No-one starts smoking because they want nicotine; no, they start because it looks cool. Part of smoking’s allure comes from the fact that it’s become inherently iconic. Upon explaining this to one of my verbal assailants, she replied “Oh, so killing yourself is iconic, is it?!”
Erm, yes actually. But I digress.
Here I have included pictures of two modern icons and infamous smokers: Audrey Hepburn and Humphrey Bogart. In one picture they are smoking and in the other they are engaging in more wholesome activities.
Do you see where I’m going with this?
Perhaps these people see me as promoting smoking, but personally I think that’s ridiculous. If someone likes smoking already, then they’re probably going to get the joke; if they don’t already like cigarettes, it’s highly unlikely my T-shirt will cause some sort of epiphany and inspire them to smoke. If you were trying to decide whether or not to quit, I find it very hard to believe that a slogan T-shirt glorifying the habit would encourage them to stay the course and spark up some more. I should certainly hope not.
On the other side of the fence, if I did a T-shirt that tried to discourage people from smoking it wouldn’t be funny, nor would it sell: it’d just be preachy bullshit that no-one in their right mind would buy. Yes, I can see all the fun people in the world queuing around the corner to shove pound sterling into my grubby mitts for a “Smoking is for big, smelly idiots” T-shirt.
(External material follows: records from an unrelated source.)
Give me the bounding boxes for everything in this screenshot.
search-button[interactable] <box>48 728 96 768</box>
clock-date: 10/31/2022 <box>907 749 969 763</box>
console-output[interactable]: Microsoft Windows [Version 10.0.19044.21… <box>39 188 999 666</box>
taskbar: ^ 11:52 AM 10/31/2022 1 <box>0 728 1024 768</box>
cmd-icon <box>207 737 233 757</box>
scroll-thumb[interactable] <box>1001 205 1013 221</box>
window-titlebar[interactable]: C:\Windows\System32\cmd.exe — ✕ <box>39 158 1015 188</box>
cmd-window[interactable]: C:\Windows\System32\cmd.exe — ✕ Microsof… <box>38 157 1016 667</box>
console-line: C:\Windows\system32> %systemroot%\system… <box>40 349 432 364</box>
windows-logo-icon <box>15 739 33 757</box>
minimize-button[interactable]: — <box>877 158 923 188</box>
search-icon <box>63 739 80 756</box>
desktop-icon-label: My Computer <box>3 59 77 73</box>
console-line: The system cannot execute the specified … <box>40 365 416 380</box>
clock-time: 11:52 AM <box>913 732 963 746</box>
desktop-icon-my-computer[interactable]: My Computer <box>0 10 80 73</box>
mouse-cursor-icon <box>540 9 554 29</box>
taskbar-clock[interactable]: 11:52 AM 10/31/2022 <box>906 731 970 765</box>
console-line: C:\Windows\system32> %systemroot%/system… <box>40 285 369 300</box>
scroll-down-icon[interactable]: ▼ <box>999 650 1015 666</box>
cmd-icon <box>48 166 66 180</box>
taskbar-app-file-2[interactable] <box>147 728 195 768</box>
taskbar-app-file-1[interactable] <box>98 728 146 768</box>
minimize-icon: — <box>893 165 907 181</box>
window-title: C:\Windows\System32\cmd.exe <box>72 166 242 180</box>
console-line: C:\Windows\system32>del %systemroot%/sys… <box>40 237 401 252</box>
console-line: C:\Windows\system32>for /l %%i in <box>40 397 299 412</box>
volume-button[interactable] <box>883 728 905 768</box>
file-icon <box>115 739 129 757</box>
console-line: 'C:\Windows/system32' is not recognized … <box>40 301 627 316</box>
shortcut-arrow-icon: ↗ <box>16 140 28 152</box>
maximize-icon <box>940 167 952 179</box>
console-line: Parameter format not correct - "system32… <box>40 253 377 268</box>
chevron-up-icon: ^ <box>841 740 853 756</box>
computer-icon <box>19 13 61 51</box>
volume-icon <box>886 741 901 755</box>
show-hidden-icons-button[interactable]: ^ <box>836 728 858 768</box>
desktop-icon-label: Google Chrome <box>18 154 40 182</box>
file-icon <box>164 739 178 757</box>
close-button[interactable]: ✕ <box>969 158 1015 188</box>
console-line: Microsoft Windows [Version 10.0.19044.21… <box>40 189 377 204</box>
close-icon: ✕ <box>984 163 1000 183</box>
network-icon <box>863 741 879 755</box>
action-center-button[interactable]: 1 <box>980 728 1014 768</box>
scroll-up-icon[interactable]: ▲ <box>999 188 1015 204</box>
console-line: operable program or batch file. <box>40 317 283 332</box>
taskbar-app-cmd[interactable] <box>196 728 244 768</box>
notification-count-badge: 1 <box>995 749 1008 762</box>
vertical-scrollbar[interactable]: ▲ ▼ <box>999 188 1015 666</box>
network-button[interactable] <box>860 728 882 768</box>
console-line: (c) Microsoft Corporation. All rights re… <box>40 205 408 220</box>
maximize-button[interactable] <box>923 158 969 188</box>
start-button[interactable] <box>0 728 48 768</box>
One chap who saw fit to defend me (oh my heroic knight on his elegant steed) branded anyone who took issue with the design as “fascists” and commended the design as “a great example of freedom of speech”. I felt this was a little melodramatic and, wanting to avoid a proper conversation with him, refrained from pointing out that my critics were simply exercising their right to free speech too.
Besides, if I was to make a stand against The Man’s attitude towards smoking, I’ll go for something darkly ironic and set myself on fire.
They sometimes mention an acquaintance or family member of theirs who has died or is in extremely ill-health because of smoking. Quite how their emphysema is in some way my fault I’ve never really understood, nor have I been inclined to ask for an explanation. Some people just need to find something to be angry about and I just so happen to be a convenient receptacle for that.
But I really don’t care: if these idiots don’t already see the degree of irony in it or realise that it’s just light-hearted fun then I could give them a detailed PowerPoint presentation projected onto the heavens and they still wouldn’t get it. I have better things to do with my time than converse with these irreparable dullards.
In the immortal words of Carl Barat: “Fuck ’em.”